Приободренный Уильям бросился к открытой двери, и тут неожиданно в дверном проеме показался хромой Ольмар. Уильям не сумел остановиться и врезался в стражника. Причем он ударился головой о его шлем. В голове загудело, он отступил на шаг и с размаху сел на землю. Схватился за голову и, не выдержав, застонал. Стражник оказался проворным и догадливым, он тут же захлопнул дверь и, широко расставив руки, кинулся вперед. Уильям не успел увернуться, стражник, споткнувшись о него, упал, придавив всем своим немалым весом Уильяма.
Сыщика сжали крепкие руки, и громкий голос Ольмара возвестил на всю башню:
– Я поймал невидимку! Сюда! – Его шлем слетел с головы. В нос Уильяму ударил чесночный запах изо рта стражника.
Но Уильям не собирался просто так сдаваться, он стал отпихивать стражника и вскоре понял, что, несмотря на то что был моложе, совладать со стражником не в силах. В отчаянии он дотянулся до уха стражника и вцепился в него зубами.
– Ой-у! – завопил седоусый и еще крепче сжал невидимого беглеца.
Уильям с силой стиснул зубы и дернул в сторону. Во рту у него остался кусок уха. Стражник завопил громче, отпустил сыщика и схватился рукой за рваное ухо. Другой рукой он стал бить шевелящееся под ним тело. Текущая из уха кровь оставляла на Уильяме следы, и Ольмар с силой ударил кулаком в проявившееся лицо в его крови. Уильям поплыл, перестал сопротивляться, а потом потерял сознание.
Очнулся он привязанный за руки к потолку. Он висел не доставая ногами до пола. Напротив стоял невысокого роста, с голым торсом и в кожаном замызганном черными пятнами фартуке человек с ведром. Уильям почувствовал, что он мокрый. Скула нещадно болела. Голова гудела. Взгляд был туманный. Он огляделся и увидел горбоносого риньера Оробата. Голова его была перевязана бинтами, но взгляд бы спокойным и даже участливым.

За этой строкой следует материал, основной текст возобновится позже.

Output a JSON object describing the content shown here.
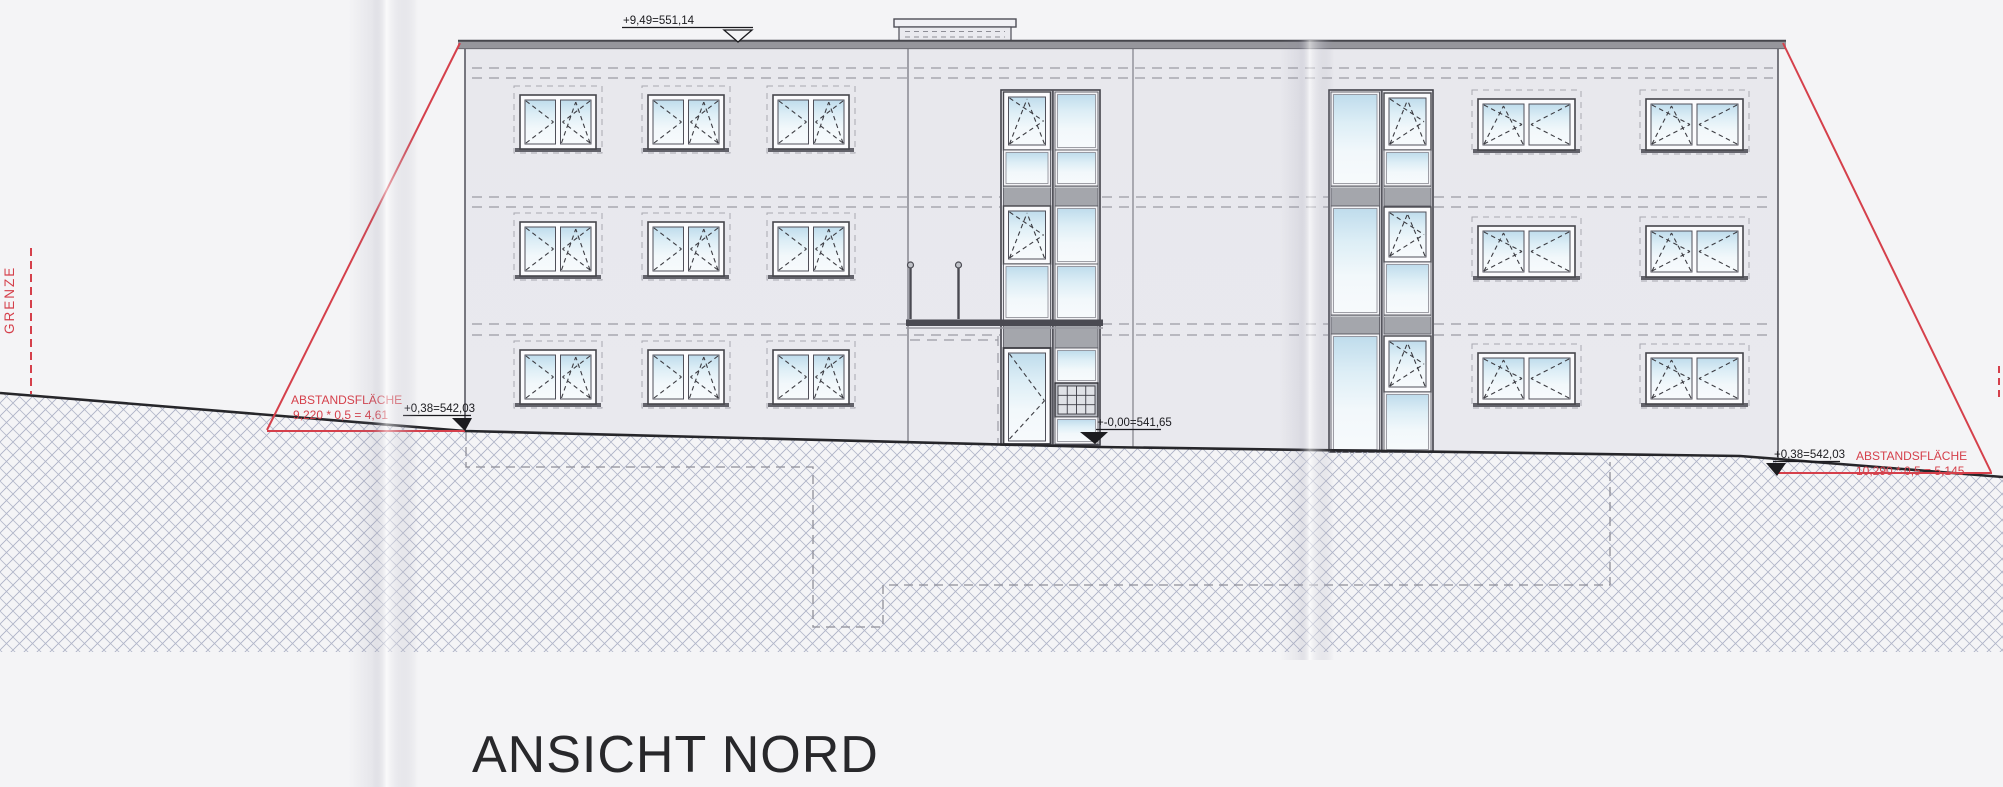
{
  "drawing_title": "ANSICHT NORD",
  "annotations": {
    "boundary_label": "GRENZE",
    "roof_level": "+9,49=551,14",
    "left_ground_level": "+0,38=542,03",
    "entrance_level": "+-0,00=541,65",
    "right_ground_level": "+0,38=542,03",
    "setback_left_label": "ABSTANDSFLÄCHE",
    "setback_left_formula": "9,220 * 0,5 = 4,61",
    "setback_right_label": "ABSTANDSFLÄCHE",
    "setback_right_formula": "10,290 * 0,5 = 5,145"
  },
  "colors": {
    "annotation_red": "#d5404b",
    "facade": "#e9e9ee",
    "roof_band": "#96969c",
    "spandrel": "#a4a6ac",
    "glass_tint": "#c4dfee",
    "hatch_line": "#aab0c4",
    "terrain_line": "#26262a"
  }
}
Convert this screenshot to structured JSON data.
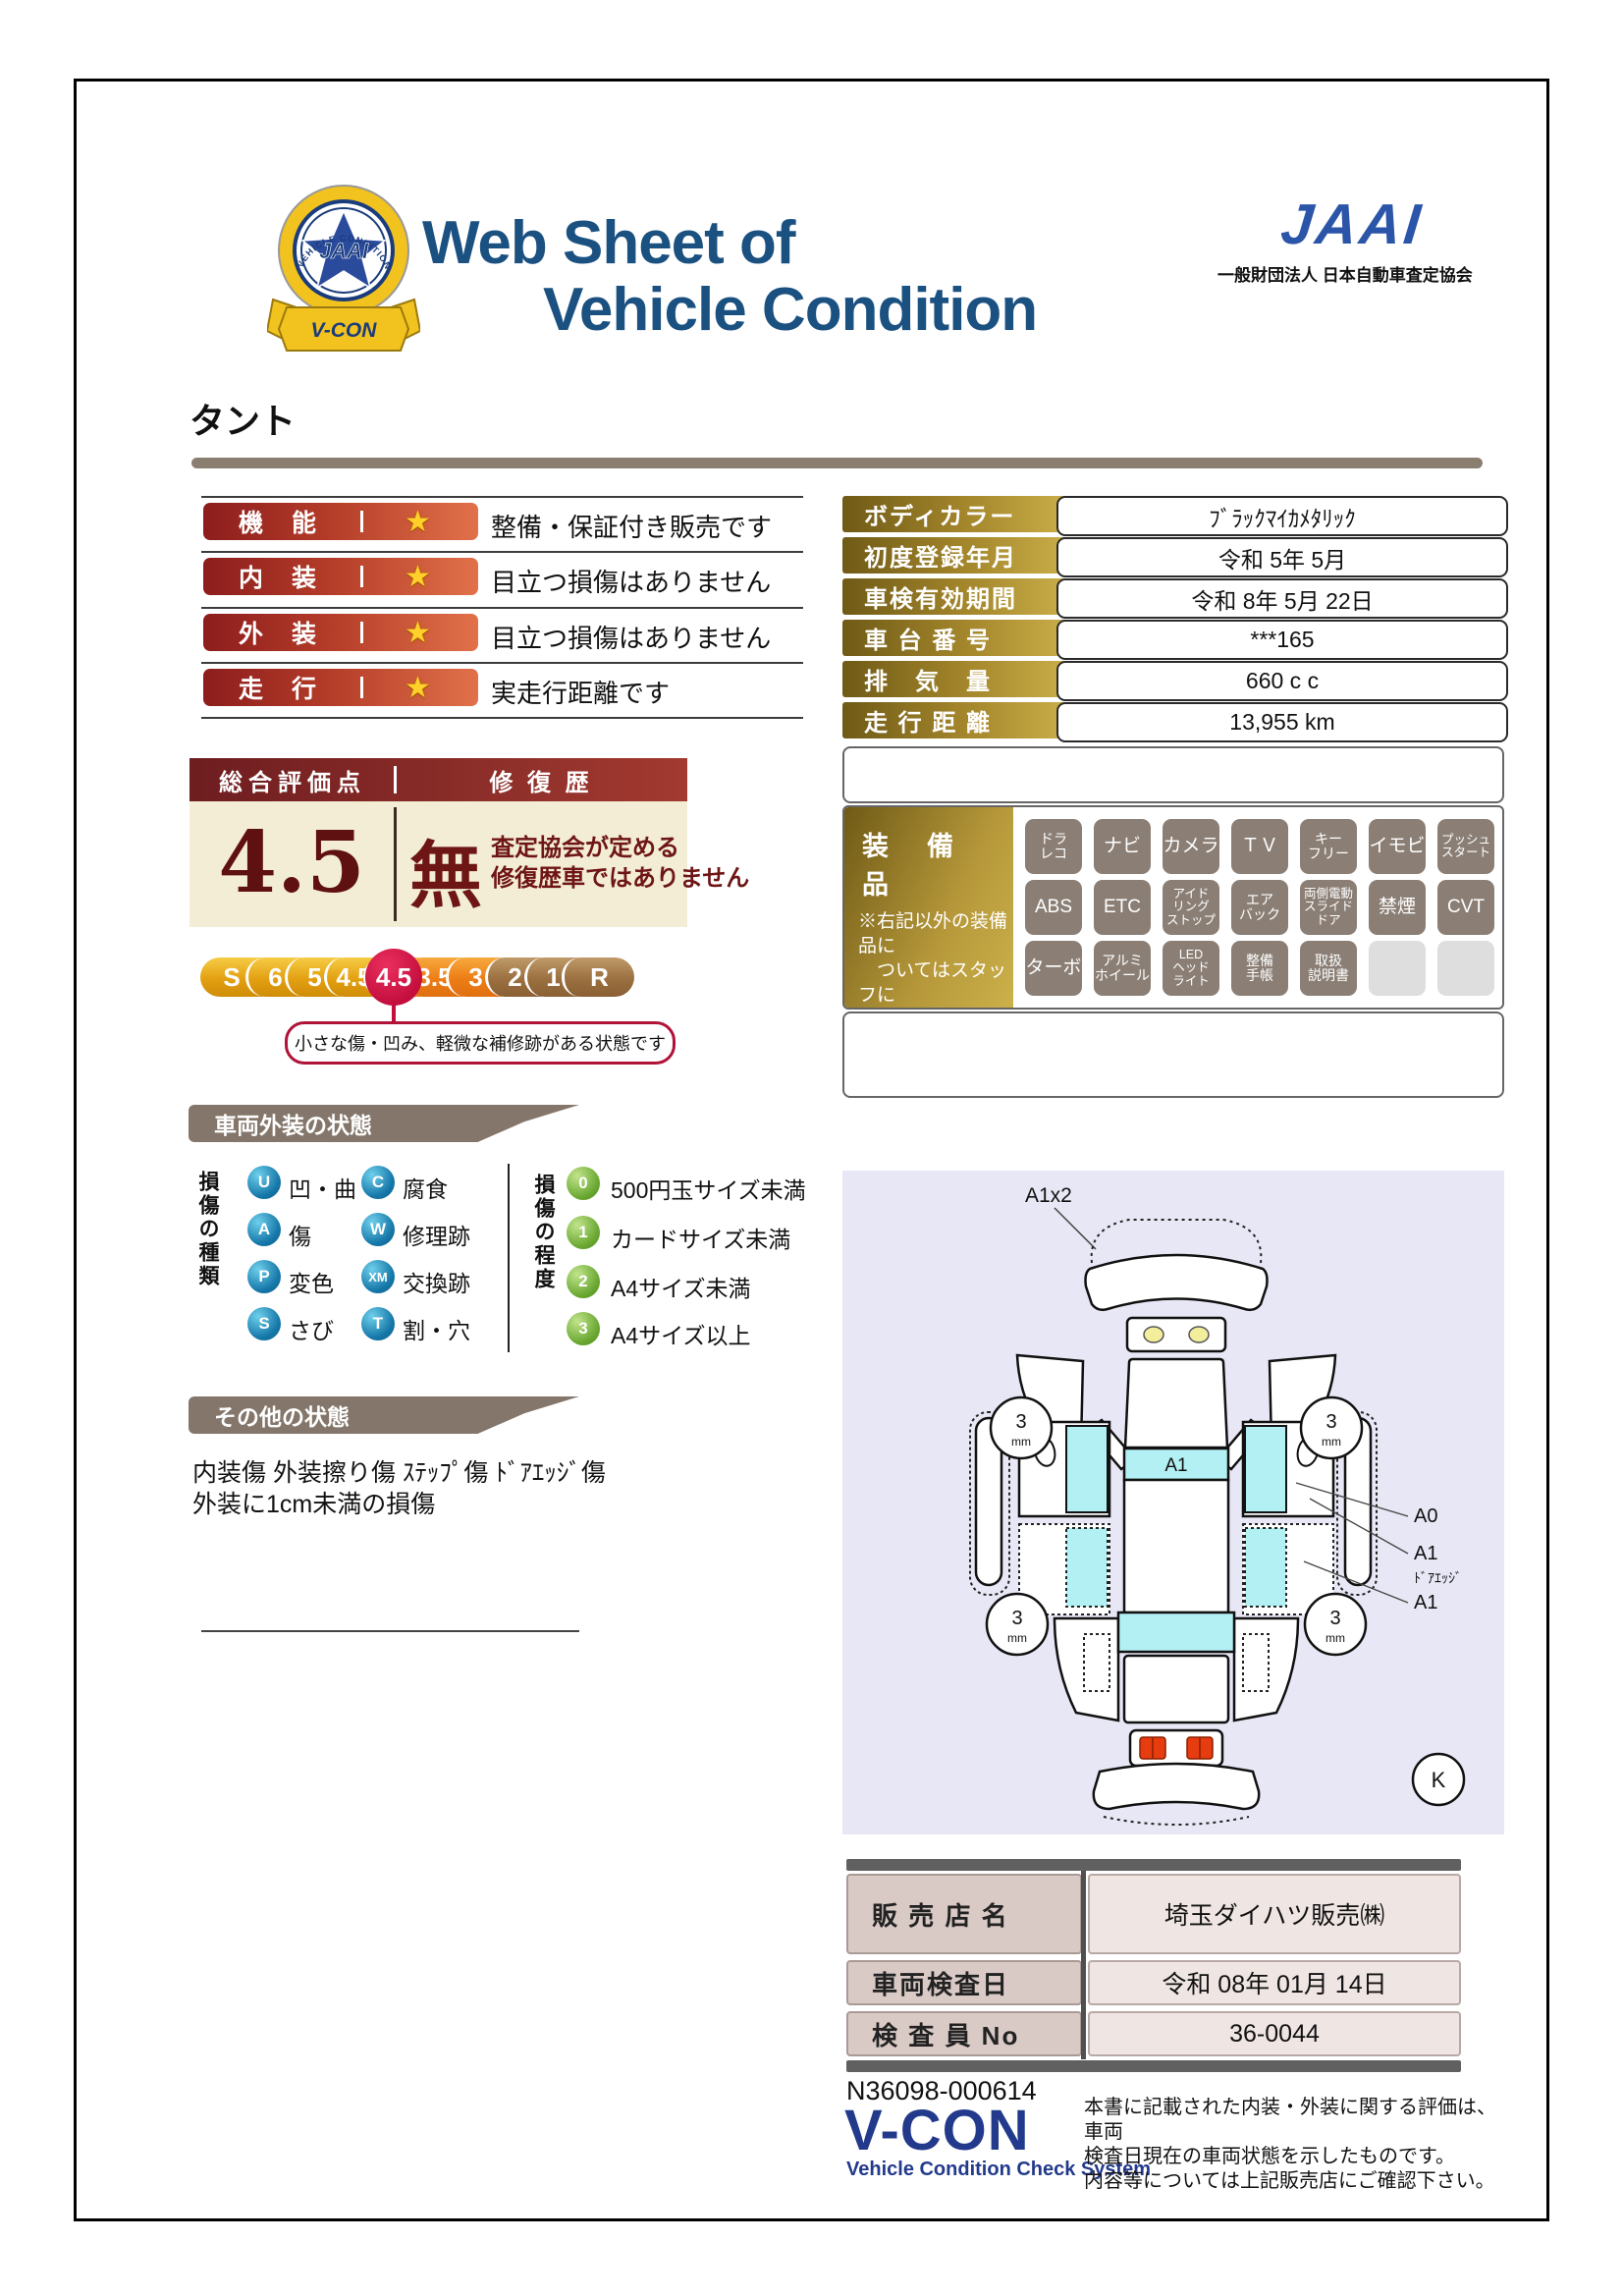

– Вы пришли в себя, Уильям, – ровным голосом проговорил мужчина. – Это хорошо. Вы вновь смогли меня удивить. И честно, я сожалею, что мы с вами, Уильям, по разные стороны. Я только не понимаю одного: чем вам приглянулся наш монарх? Он вам не родня и ничего для вас не сделал. Почему вы ради него идете на муки? А муки вас ждут, можете мне поверить. Так, может, расскажете мне, на чем основана ваша преданность?
Уильям почувствовал солоноватый вкус во рту и сплюнул кровь. Так и есть, зуб выбит. Он пощупал десну языком и скривился. Оробат терпеливо ждал.
– Долг.
– Что?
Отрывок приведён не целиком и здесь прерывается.